Having responsibility for teaching evangelism in a United Methodist school, Jack Jackson is aware of a certain confusion that exists in how evangelism is understood by Methodists. So many have assumed the nineteenth-century understanding that evangelism is preaching for an immediate conversion that some scholars in the field have attempted to broaden its understanding to include other dimensions, such as initiation into the faith and even embodying a social ethic. Unfortunately, these various attempts have left the global Methodist community with “no central and guiding vision of evangelism” (xiv). Jackson aims to provide such a vision through an act of recovery, namely an examination of John Wesley’s own evangelistic practice that not only broadens the nineteenth-century assumption but also clearly emphasizes proclamation.
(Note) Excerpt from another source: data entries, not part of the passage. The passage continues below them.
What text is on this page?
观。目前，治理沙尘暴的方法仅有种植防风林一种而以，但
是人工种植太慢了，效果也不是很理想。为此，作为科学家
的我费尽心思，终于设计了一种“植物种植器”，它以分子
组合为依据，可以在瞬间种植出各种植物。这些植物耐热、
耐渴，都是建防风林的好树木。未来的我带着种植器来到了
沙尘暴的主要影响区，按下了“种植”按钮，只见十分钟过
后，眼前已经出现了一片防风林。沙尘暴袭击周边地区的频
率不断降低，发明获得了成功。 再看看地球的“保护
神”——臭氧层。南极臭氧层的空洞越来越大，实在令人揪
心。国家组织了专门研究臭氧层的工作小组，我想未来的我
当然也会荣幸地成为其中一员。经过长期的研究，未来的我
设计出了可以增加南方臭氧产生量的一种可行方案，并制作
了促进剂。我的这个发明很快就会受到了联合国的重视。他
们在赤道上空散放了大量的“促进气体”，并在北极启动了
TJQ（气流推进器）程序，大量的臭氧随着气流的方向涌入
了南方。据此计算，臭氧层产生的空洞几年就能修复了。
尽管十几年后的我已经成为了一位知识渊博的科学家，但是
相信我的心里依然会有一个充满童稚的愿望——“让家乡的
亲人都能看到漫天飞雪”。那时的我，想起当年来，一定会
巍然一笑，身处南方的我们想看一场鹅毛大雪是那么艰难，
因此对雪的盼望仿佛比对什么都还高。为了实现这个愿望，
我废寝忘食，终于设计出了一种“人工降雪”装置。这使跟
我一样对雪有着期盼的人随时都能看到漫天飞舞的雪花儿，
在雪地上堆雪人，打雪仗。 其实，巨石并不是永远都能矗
For Jackson, proclamation, which he understands as telling the biblical story of God in Christ, can take forms besides preaching, including in Wesley’s practice teaching and exhortation. Proclamation requires response, and response can also take many forms, not only conversion but also awakening to sin as well as repentance and faith that leads to holiness. The evangelistic vision that Jackson presents encompasses these many forms. The first three chapters of Offering Christ focus on proclamation itself, that is, on its themes, methods, and the way the Holy Spirit brings people to respond. The remaining chapters describe and explore the four main forums in the early Methodist movement for such proclamation: field preaching, society meetings, class meetings, and visitation. Each of these forums provided space to tell the story of God in Christ and encourage response. Jackson holds that the progression from one to another was increasingly personal so they led to deeper, particularized proclamation that could result in personal growth. The vision of evangelism that Jackson presents is a dynamic partnership between the proclamation of the story and the Holy Spirit who makes use of the story to bring about response in the one who hears. Evangelism, then, cannot be reduced to preaching, or to conversion. Evangelism finds a place along the entire way of salvation.
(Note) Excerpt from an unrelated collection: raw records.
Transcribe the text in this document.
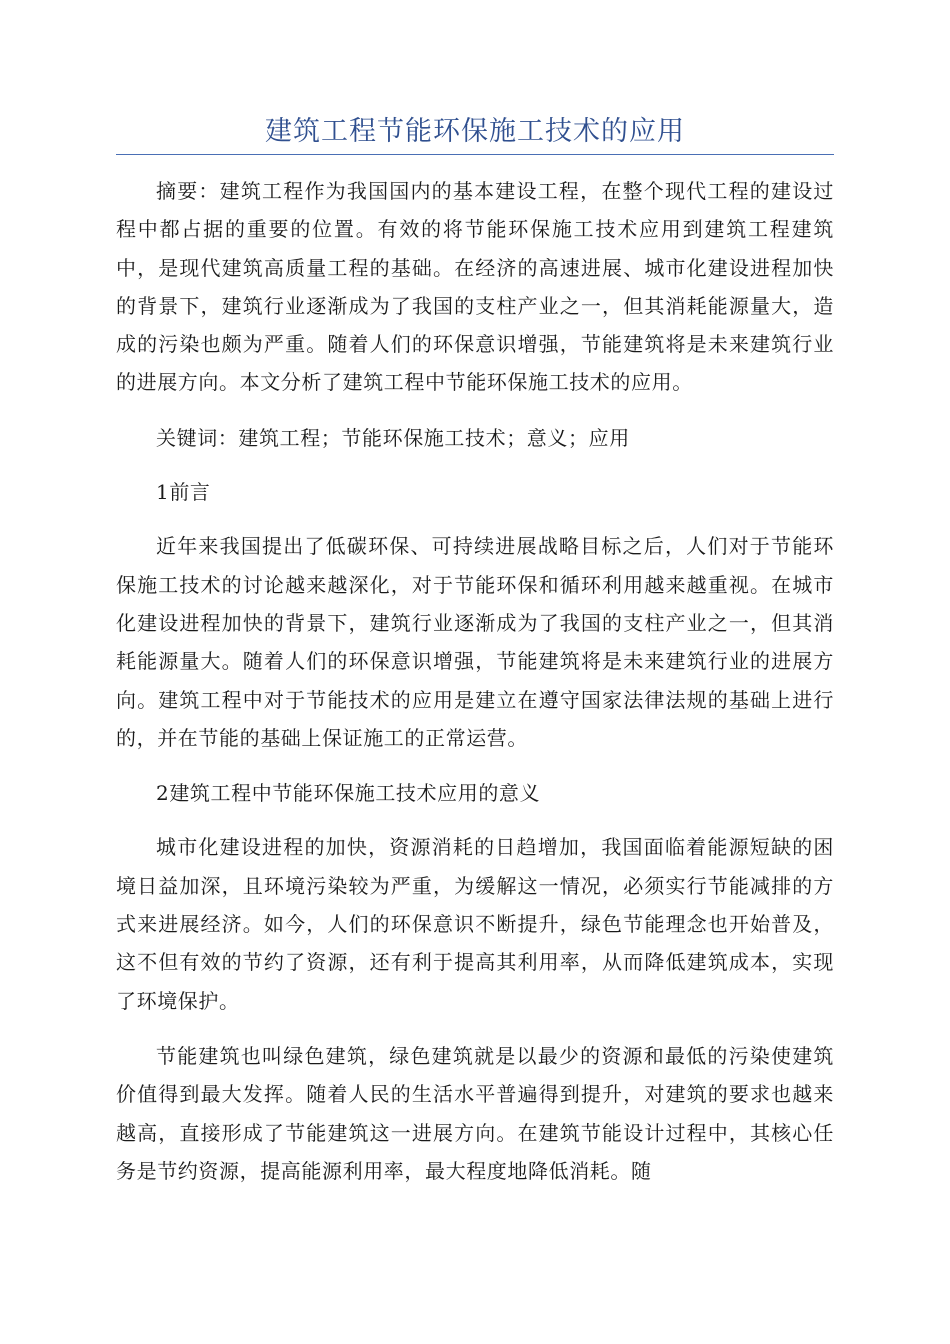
建筑工程节能环保施工技术的应用

摘要：建筑工程作为我国国内的基本建设工程，在整个现代工程的建设过程中都占据的重要的位置。有效的将节能环保施工技术应用到建筑工程建筑中，是现代建筑高质量工程的基础。在经济的高速进展、城市化建设进程加快的背景下，建筑行业逐渐成为了我国的支柱产业之一，但其消耗能源量大，造成的污染也颇为严重。随着人们的环保意识增强，节能建筑将是未来建筑行业的进展方向。本文分析了建筑工程中节能环保施工技术的应用。

关键词：建筑工程；节能环保施工技术；意义；应用

1前言

近年来我国提出了低碳环保、可持续进展战略目标之后，人们对于节能环保施工技术的讨论越来越深化，对于节能环保和循环利用越来越重视。在城市化建设进程加快的背景下，建筑行业逐渐成为了我国的支柱产业之一，但其消耗能源量大。随着人们的环保意识增强，节能建筑将是未来建筑行业的进展方向。建筑工程中对于节能技术的应用是建立在遵守国家法律法规的基础上进行的，并在节能的基础上保证施工的正常运营。

2建筑工程中节能环保施工技术应用的意义

城市化建设进程的加快，资源消耗的日趋增加，我国面临着能源短缺的困境日益加深，且环境污染较为严重，为缓解这一情况，必须实行节能减排的方式来进展经济。如今，人们的环保意识不断提升，绿色节能理念也开始普及，这不但有效的节约了资源，还有利于提高其利用率，从而降低建筑成本，实现了环境保护。

节能建筑也叫绿色建筑，绿色建筑就是以最少的资源和最低的污染使建筑价值得到最大发挥。随着人民的生活水平普遍得到提升，对建筑的要求也越来越高，直接形成了节能建筑这一进展方向。在建筑节能设计过程中，其核心任务是节约资源，提高能源利用率，最大程度地降低消耗。随
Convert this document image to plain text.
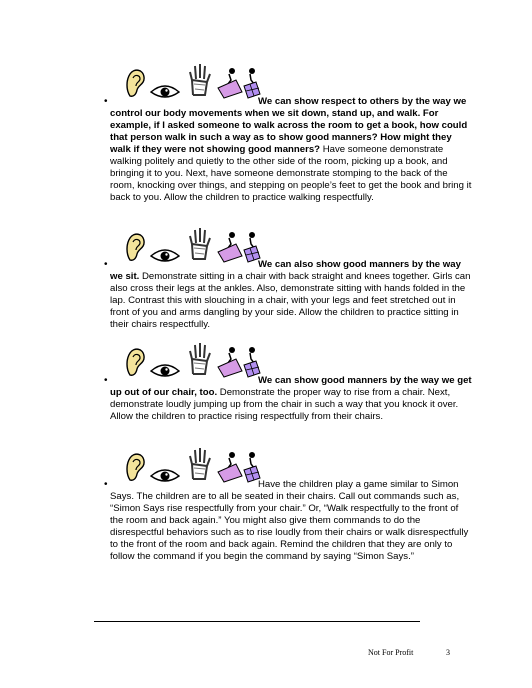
•	We can show respect to others by the way we control our body movements when we sit down, stand up, and walk. For example, if I asked someone to walk across the room to get a book, how could that person walk in such a way as to show good manners? How might they walk if they were not showing good manners? Have someone demonstrate walking politely and quietly to the other side of the room, picking up a book, and bringing it to you. Next, have someone demonstrate stomping to the back of the room, knocking over things, and stepping on people’s feet to get the book and bring it back to you. Allow the children to practice walking respectfully.

•	We can also show good manners by the way we sit. Demonstrate sitting in a chair with back straight and knees together. Girls can also cross their legs at the ankles. Also, demonstrate sitting with hands folded in the lap. Contrast this with slouching in a chair, with your legs and feet stretched out in front of you and arms dangling by your side. Allow the children to practice sitting in their chairs respectfully.

•	We can show good manners by the way we get up out of our chair, too. Demonstrate the proper way to rise from a chair. Next, demonstrate loudly jumping up from the chair in such a way that you knock it over. Allow the children to practice rising respectfully from their chairs.

•	Have the children play a game similar to Simon Says. The children are to all be seated in their chairs. Call out commands such as, “Simon Says rise respectfully from your chair.” Or, “Walk respectfully to the front of the room and back again.” You might also give them commands to do the disrespectful behaviors such as to rise loudly from their chairs or walk disrespectfully to the front of the room and back again. Remind the children that they are only to follow the command if you begin the command by saying “Simon Says.”

Not For Profit	3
Although it is welcome to read an account of evangelism that goes beyond conversion, Jackson uses the word “conversion” as if it is self-evident what he means by it. Among Wesleyan scholars, there are enough questions to consider—including that the word was not Wesley’s own preferred language—that one wishes for a better discussion of its place and meaning in Wesleyan studies as well as in the grand vision Jackson presents.
Kingswood Books, an imprint of Abingdon Press, exists to encourage serious academic study of the Wesleys and Methodism. Jackson’s focus on John Wesley’s evangelistic vision fits this purpose. The books published by Kingswood have a strong historical component, and Jackson’s work on Wesley’s organization and practice contribute to historical study. One could wish, though, that a book on something as practical and important as offering Christ would provide some aid in imagining what this vision might look like in the twenty-first century. Because the vision looks back more than it looks ahead, the task of considering how to be guided by this vision in our time is largely left up to the reader. Still, Jackson gives the reader much to work with. He demonstrates the many levels on which proclamation worked to lead real people into discipleship. The work of evangelism informed by this vision could offer Christ in truly life-changing ways.